«Форд» был не заперт, ключ торчал в замке, пульт от ворот валялся на переднем сиденье. Тимур выехал, тем же пультом закрыл ворота и двинулся по улице, не торопясь, солидно, как представитель власти, человек в своем праве. На шоссе ускорился, но в рамках правил и минут через сорок причалил возле ближайшего аэровокзала. Там закрыл машину, ключ взял с собой. Пакет с добычей в рюкзак не влез, пришлось купить сумку вроде спортивной, выбрал самую дешевую, с такими тихие алкаши в баню ходят. Хорошая сумка, успокаивающая – алкаш, если не буянит, для государства человек социально близкий. Выждав паузу, прошел к дороге и поймал левака на раздолбанном «москвиче» с ростовскими номерами. Но в Ростов не поехал, а, сменив еще две машины, добрался до крупной узловой станции. С проводниками договариваться не стал, как законопослушный гражданин купил билет и рано утром вылез в Воронеже. Никакой слежки не обнаружил, да и откуда бы ей взяться?

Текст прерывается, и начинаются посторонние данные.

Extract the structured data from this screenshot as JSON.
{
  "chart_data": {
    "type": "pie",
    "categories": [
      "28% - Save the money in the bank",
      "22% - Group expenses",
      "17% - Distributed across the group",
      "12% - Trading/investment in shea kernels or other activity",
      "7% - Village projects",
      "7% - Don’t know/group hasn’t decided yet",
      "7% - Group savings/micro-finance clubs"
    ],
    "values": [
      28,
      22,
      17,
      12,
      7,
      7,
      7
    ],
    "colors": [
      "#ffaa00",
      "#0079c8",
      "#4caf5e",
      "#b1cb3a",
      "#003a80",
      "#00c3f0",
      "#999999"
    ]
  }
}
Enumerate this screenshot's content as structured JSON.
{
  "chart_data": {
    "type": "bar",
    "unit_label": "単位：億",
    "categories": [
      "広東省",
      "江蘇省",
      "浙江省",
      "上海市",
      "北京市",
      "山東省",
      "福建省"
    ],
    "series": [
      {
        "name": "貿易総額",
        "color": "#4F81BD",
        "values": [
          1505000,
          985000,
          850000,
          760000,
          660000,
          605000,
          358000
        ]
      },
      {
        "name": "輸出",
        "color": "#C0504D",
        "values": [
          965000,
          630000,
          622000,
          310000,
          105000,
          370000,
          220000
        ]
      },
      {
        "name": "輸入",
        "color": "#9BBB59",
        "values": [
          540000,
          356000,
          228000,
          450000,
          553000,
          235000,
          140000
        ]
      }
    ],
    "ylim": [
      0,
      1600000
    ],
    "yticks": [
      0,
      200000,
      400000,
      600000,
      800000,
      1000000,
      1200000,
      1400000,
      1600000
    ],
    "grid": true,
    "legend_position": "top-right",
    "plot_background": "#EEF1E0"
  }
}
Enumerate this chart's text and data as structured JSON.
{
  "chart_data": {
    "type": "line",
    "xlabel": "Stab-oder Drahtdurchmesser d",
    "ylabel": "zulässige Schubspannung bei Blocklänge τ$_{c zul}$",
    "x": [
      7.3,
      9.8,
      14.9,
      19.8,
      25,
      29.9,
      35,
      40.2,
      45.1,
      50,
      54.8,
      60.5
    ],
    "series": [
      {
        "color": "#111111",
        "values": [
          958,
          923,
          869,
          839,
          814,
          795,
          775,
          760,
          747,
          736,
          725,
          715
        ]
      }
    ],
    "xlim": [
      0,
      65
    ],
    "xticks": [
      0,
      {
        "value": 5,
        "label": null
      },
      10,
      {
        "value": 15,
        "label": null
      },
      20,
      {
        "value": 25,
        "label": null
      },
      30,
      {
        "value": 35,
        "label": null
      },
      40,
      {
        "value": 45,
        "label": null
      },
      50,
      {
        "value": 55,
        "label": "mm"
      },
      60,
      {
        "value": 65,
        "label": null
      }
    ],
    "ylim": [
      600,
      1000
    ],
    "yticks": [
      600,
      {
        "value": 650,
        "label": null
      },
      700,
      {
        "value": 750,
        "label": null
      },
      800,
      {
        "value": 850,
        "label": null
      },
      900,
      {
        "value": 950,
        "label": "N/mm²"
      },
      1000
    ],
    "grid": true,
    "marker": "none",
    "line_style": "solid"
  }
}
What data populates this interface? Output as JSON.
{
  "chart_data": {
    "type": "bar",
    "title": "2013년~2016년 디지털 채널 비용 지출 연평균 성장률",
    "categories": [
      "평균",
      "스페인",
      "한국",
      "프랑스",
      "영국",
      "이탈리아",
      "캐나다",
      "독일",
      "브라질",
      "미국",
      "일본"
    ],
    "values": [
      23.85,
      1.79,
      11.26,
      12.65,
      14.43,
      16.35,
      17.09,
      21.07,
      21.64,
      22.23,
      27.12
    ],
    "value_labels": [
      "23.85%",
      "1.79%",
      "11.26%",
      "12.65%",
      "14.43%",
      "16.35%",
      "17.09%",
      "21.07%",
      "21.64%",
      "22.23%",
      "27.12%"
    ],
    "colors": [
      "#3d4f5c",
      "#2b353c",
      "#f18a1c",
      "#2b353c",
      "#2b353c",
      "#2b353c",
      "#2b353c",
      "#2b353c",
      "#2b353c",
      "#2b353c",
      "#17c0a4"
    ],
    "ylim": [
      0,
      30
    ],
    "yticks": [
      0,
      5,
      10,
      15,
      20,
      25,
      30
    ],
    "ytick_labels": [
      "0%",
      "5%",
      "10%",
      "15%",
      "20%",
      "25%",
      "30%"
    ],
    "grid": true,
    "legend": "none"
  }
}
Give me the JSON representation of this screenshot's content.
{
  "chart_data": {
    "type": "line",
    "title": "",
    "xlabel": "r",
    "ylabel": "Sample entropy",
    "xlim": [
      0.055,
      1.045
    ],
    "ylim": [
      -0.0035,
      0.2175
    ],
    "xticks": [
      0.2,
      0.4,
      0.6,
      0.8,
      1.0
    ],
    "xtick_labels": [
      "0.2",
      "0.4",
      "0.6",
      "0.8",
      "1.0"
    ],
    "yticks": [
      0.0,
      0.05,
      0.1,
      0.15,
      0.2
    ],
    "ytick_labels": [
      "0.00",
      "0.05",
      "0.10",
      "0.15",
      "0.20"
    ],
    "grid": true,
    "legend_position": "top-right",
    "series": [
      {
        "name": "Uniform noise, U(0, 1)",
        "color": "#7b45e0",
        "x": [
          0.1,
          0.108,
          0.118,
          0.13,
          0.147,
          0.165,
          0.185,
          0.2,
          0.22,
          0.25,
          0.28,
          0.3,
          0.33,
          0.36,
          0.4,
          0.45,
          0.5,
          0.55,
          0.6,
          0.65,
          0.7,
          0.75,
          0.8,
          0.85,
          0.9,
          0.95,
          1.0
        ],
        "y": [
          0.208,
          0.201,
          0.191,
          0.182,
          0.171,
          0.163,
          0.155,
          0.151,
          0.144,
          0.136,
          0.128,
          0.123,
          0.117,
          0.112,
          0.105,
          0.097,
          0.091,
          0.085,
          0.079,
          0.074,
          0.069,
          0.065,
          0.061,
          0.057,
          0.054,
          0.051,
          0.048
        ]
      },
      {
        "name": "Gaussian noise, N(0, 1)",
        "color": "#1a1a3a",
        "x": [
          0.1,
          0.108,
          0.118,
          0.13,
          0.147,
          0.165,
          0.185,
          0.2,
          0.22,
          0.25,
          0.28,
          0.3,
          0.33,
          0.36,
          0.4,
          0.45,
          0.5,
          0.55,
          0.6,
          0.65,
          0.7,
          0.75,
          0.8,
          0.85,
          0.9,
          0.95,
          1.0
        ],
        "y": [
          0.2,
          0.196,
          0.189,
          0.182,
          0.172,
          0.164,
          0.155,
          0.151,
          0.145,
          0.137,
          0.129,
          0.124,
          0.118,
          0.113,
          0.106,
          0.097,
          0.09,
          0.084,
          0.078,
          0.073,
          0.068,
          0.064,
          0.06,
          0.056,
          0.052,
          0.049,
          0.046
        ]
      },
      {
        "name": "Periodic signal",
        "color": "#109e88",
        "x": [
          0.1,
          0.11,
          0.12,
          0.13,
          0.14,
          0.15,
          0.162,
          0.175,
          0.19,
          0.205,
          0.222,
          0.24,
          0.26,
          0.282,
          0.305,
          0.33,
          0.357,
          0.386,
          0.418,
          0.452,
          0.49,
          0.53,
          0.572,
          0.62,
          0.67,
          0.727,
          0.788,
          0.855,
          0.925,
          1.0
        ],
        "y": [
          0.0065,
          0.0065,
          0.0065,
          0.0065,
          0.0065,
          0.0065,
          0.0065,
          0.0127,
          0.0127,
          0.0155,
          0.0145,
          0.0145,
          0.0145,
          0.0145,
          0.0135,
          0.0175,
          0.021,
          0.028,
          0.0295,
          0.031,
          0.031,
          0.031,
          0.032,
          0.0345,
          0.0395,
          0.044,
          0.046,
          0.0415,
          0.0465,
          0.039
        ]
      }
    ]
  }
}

Все нужные номера были в прихваченных документах и дублировались в Зятьковом мобильнике. Он набрал номер начальника милиции. Тот подошел не сразу, видно, звонок вытащил его из койки. Отозвался, однако, с энтузиазмом:

– Лев Степанович, весь внимание!

– Это хорошо, – одобрил Тимур, – внимание тебе потребуется.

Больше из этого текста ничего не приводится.